Mil folhas de foie gras e gelée de porto (FOTO Pedro Mello e Souza)

A vida no México foi boa para o chef Moulin. Especialmente para dicas como a do preparo da lagosta, que chegou como o nome prevê, rosada, não em algum molho, mas no preparo. Nem em Paris se vê assim: delicada, com o rosado que Zeus lhe deu. A guarnição, o risoto de moqueca, deveria ser um prato à parte pela qualidade do resultado: a força do risoto sem o exagero do dendê, que, mal usado, amolece nossa boca e a nos condena a dois dias de paladar cego.

 

De qualquer forma, duas soluções bem adequadas à alegre transgressão de Lívia ao nosso acordo de custo: um pouilly fumé  com T maiúsculo, literalmente, o Mademoiselle de T, com a garra dos minerais, uma acidez esplêndida e mais um rótulo que nos livra da ditadura do sauvignon blanc do tipo Maguary, com tintura de maracujina, insônia na certa.

 

Lagosta rosada: ponto incrível: nem em Paris (FOTO Pedro Mello e Souza)
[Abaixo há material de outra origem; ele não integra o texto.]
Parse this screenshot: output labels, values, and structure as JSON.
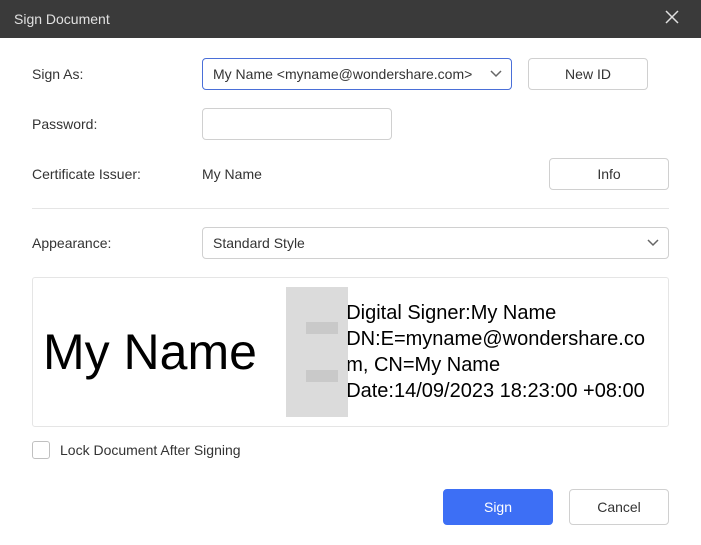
{
  "titlebar": {
    "title": "Sign Document"
  },
  "form": {
    "sign_as_label": "Sign As:",
    "sign_as_value": "My Name <myname@wondershare.com>",
    "new_id_label": "New ID",
    "password_label": "Password:",
    "password_value": "",
    "cert_issuer_label": "Certificate Issuer:",
    "cert_issuer_value": "My Name",
    "info_label": "Info",
    "appearance_label": "Appearance:",
    "appearance_value": "Standard Style"
  },
  "preview": {
    "name": "My Name",
    "line1": "Digital Signer:My Name",
    "line2": "DN:E=myname@wondershare.com, CN=My Name",
    "line3": "Date:14/09/2023 18:23:00 +08:00"
  },
  "checkbox": {
    "lock_label": "Lock Document After Signing",
    "lock_checked": false
  },
  "footer": {
    "sign_label": "Sign",
    "cancel_label": "Cancel"
  }
}
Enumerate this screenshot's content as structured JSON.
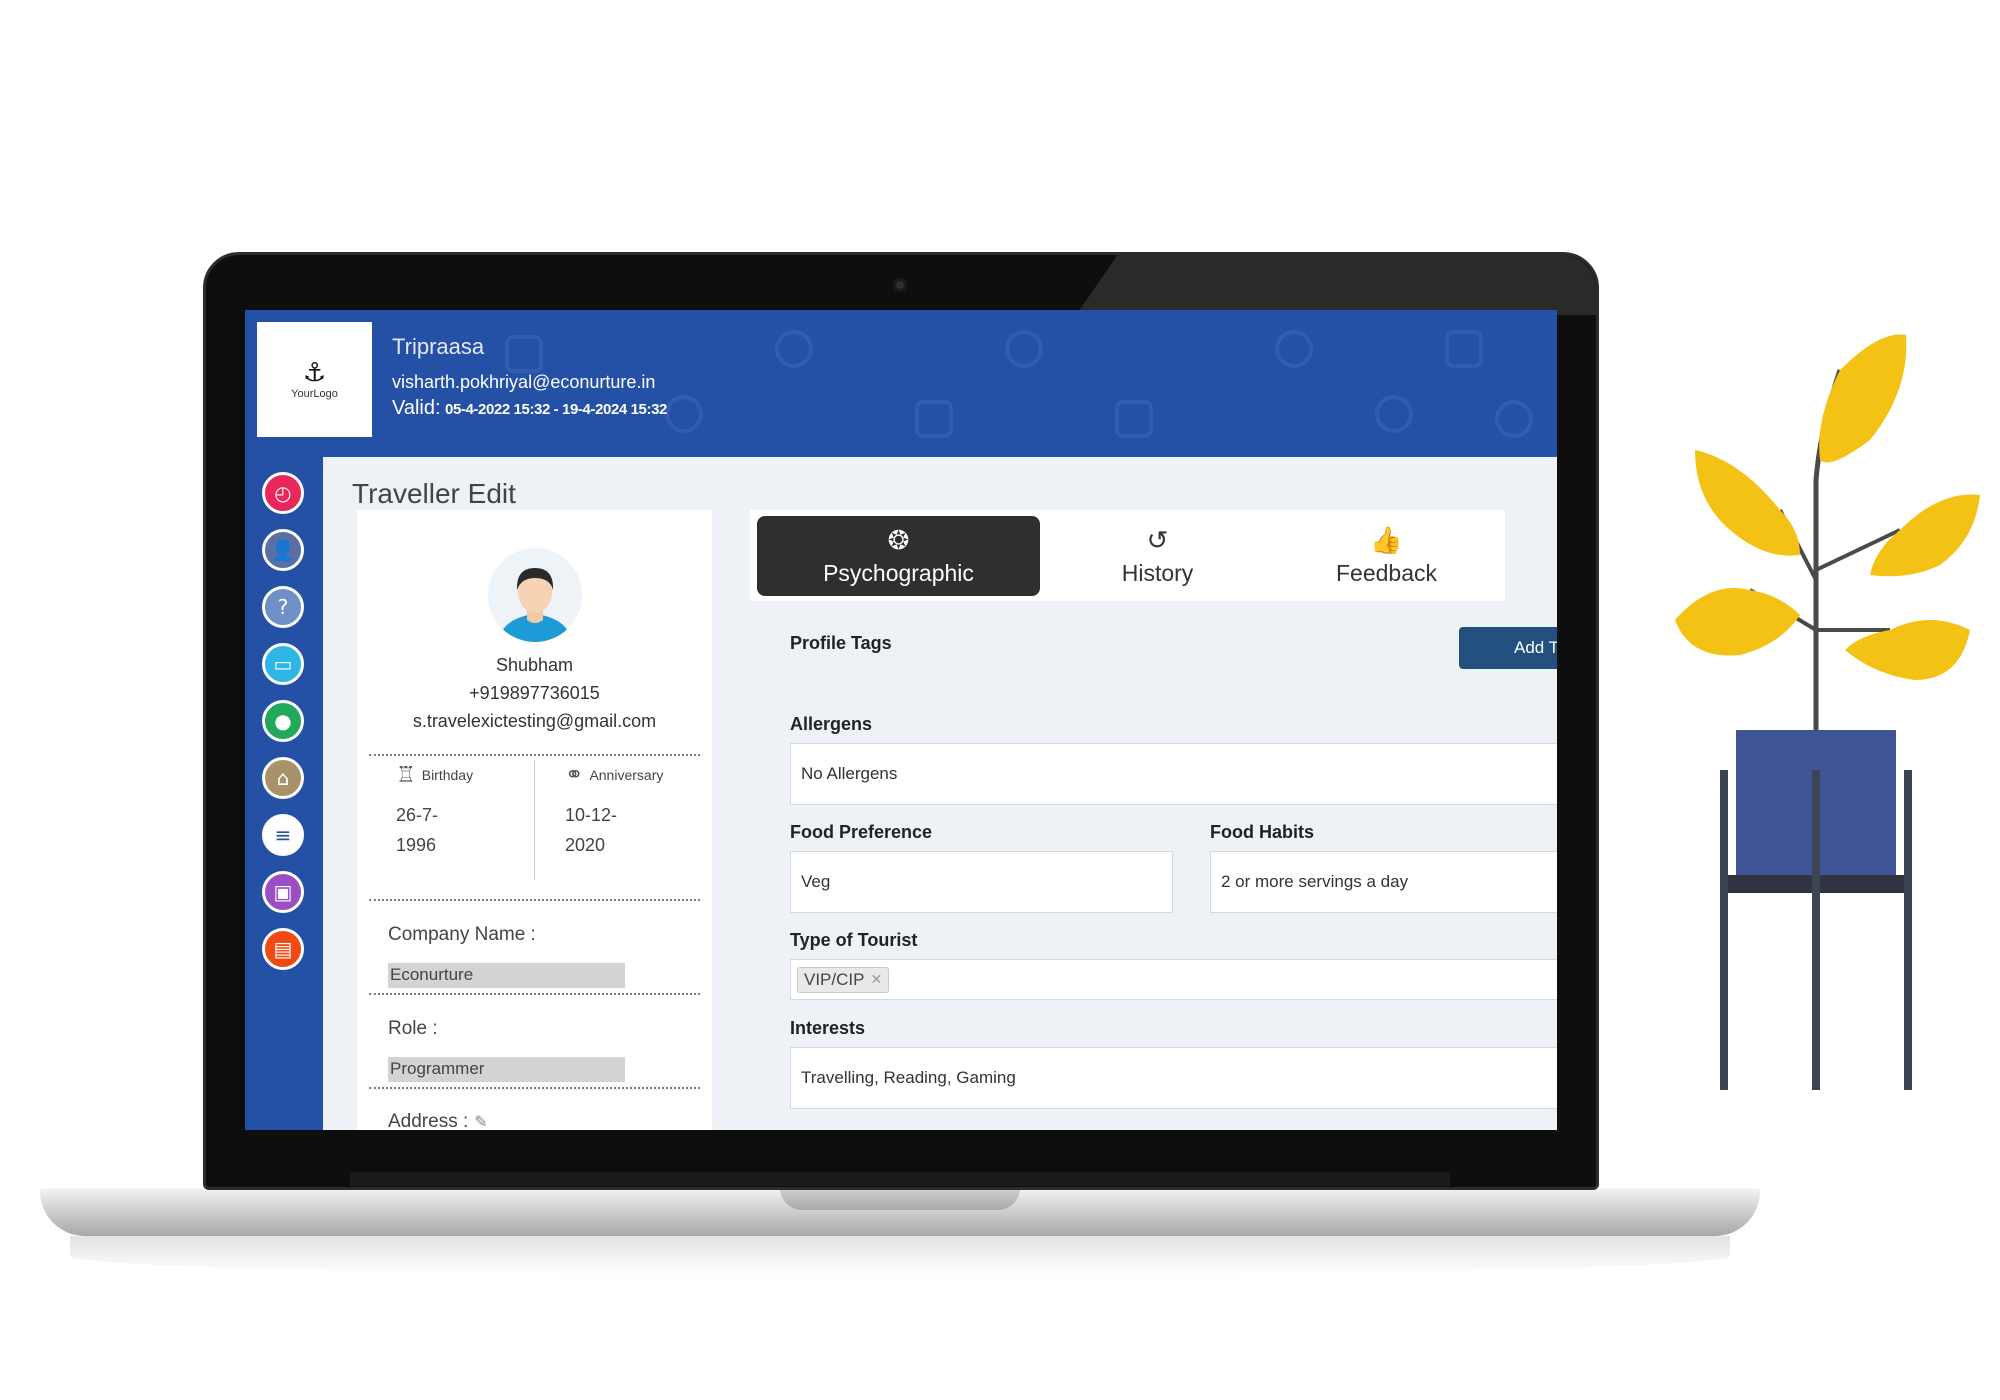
{
  "header": {
    "logo_text": "YourLogo",
    "org_name": "Tripraasa",
    "email": "visharth.pokhriyal@econurture.in",
    "valid_label": "Valid:",
    "valid_range": "05-4-2022 15:32 - 19-4-2024 15:32"
  },
  "sidebar": {
    "items": [
      {
        "icon": "dashboard-gauge-icon",
        "color": "#e8265a"
      },
      {
        "icon": "user-settings-icon",
        "color": "#5a6fa6"
      },
      {
        "icon": "help-document-icon",
        "color": "#6f8fc7"
      },
      {
        "icon": "booking-screen-icon",
        "color": "#2fb6e8"
      },
      {
        "icon": "group-users-icon",
        "color": "#21a85b"
      },
      {
        "icon": "hotel-bed-icon",
        "color": "#a8926a"
      },
      {
        "icon": "search-list-icon",
        "color": "#ffffff"
      },
      {
        "icon": "gift-icon",
        "color": "#9a4fc4"
      },
      {
        "icon": "briefcase-icon",
        "color": "#f04a14"
      }
    ]
  },
  "page": {
    "title": "Traveller Edit"
  },
  "profile": {
    "name": "Shubham",
    "phone": "+919897736015",
    "email": "s.travelexictesting@gmail.com",
    "birthday_label": "Birthday",
    "birthday": "26-7-1996",
    "anniversary_label": "Anniversary",
    "anniversary": "10-12-2020",
    "company_label": "Company Name :",
    "company": "Econurture",
    "role_label": "Role :",
    "role": "Programmer",
    "address_label": "Address :"
  },
  "tabs": [
    {
      "label": "Psychographic",
      "icon": "brain-icon",
      "active": true
    },
    {
      "label": "History",
      "icon": "history-icon",
      "active": false
    },
    {
      "label": "Feedback",
      "icon": "thumbs-up-icon",
      "active": false
    }
  ],
  "form": {
    "profile_tags_label": "Profile Tags",
    "add_tag_button": "Add Ta",
    "allergens_label": "Allergens",
    "allergens_value": "No Allergens",
    "food_pref_label": "Food Preference",
    "food_pref_value": "Veg",
    "food_habits_label": "Food Habits",
    "food_habits_value": "2 or more servings a day",
    "tourist_type_label": "Type of Tourist",
    "tourist_type_tag": "VIP/CIP",
    "interests_label": "Interests",
    "interests_value": "Travelling, Reading, Gaming"
  },
  "colors": {
    "header_bg": "#2451a6",
    "active_tab_bg": "#2f2f2f",
    "add_button_bg": "#24507f",
    "plant_leaf": "#f3c214",
    "plant_pot": "#3e5494"
  }
}
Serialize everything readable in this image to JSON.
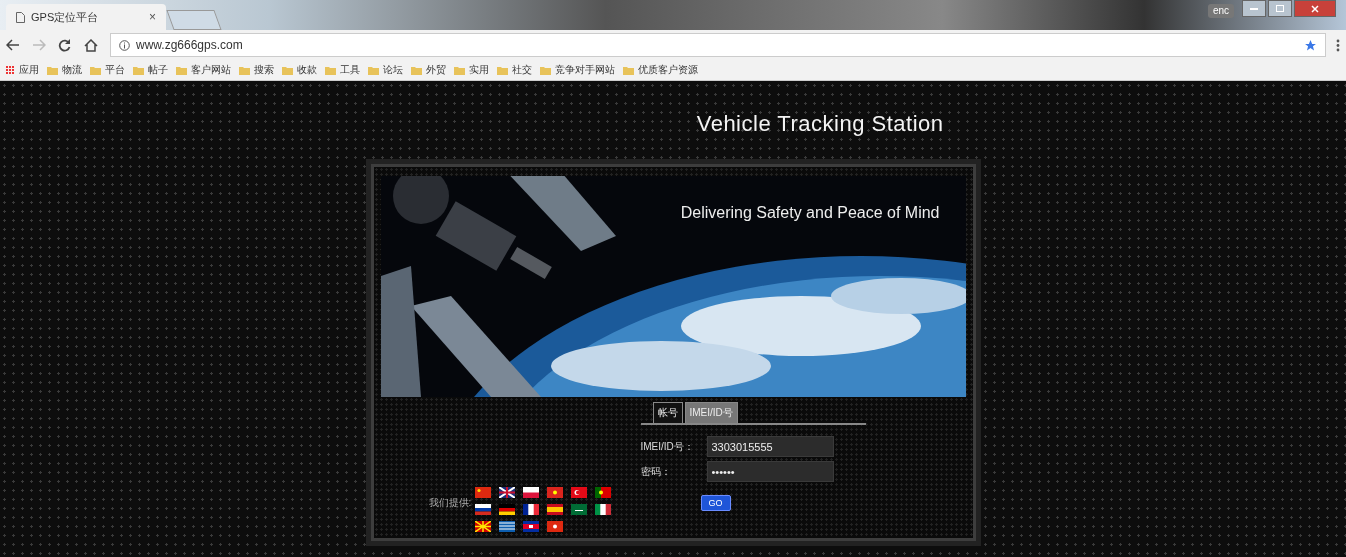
{
  "browser": {
    "tab_title": "GPS定位平台",
    "tab_close": "×",
    "ime": "enc",
    "url": "www.zg666gps.com",
    "bookmarks": [
      "应用",
      "物流",
      "平台",
      "帖子",
      "客户网站",
      "搜索",
      "收款",
      "工具",
      "论坛",
      "外贸",
      "实用",
      "社交",
      "竞争对手网站",
      "优质客户资源"
    ]
  },
  "page": {
    "title": "Vehicle Tracking Station",
    "subtitle": "Delivering Safety and Peace of Mind",
    "tabs": [
      {
        "label": "帐号",
        "selected": false
      },
      {
        "label": "IMEI/ID号",
        "selected": true
      }
    ],
    "fields": [
      {
        "label": "IMEI/ID号：",
        "value": "3303015555",
        "kind": "text"
      },
      {
        "label": "密码：",
        "value": "••••••",
        "kind": "password"
      }
    ],
    "submit": "GO",
    "languages_label": "我们提供:"
  }
}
Mais um prato “dois-em-um”: o principal, o cordeiro em crosta de castanhas, e seus acompanhamentos, a polenta branca frita e a batata-doce picante. Gagnaire e Ducasse sempre se preocuparam com isso: fazer valer cada item como se cada um fosse o principal. A prova fica nos pratos – ou não fica: tudo raspado, do crocante da castanha à folhinha que cobria uma tendência para esse tipo de carne: a costeleta e mais um petisco da costela. Desconstrução inteligente é isso aí.Tudo combinado com um belo Côtes-du-Rhône Les Abeilles, com sua syrahs e grenaches sempre calientes.

 

A sobremesa de cupuaçu já tinha revertido um efeito que o Bazzar, supra-citado, já tinha conquistado: a minha simpatia por esse primo menos reconhecido do cacau. Em ambos os casos, o excesso de acidez foi devidamente domado e o perfume dos grãos, sempre muito forte, tornou-se delicadíssimo. No acabamento do Térèze, uma fatia de mousse da fruta com seu leite, crumble de castanhas e um shot de capim limão com pinga, com canudinho e tudo.

 

Churrasco de cordeiro: castanhas crocantes haciendo toda la différence (FOTO Pedro Mello e Souza)

Esse cardápio-degustação deveria ser adotado. Fusão é outra expressão em vias de banimento nesse veículo, mas cabe no caso, com as frutas e castanhas brasileiras e as fórmulas e condimentos mexicanos bem equilibrados pela técnica francesa, em estilo que calaria a boca do nosso personagem nada fictício do primeiro parágrafo. Dois créditos, um à casa, outro ao Bruno Agostini, guerreiro da gastronomia carioca, paladino intransigente da qualidade, amante nada secreto da criatividade. Sem ele, esse post seria impossível.

 

Chef Philippe Moulin e a conexão France-Méxique (FOTO Pedro Mello e Souza)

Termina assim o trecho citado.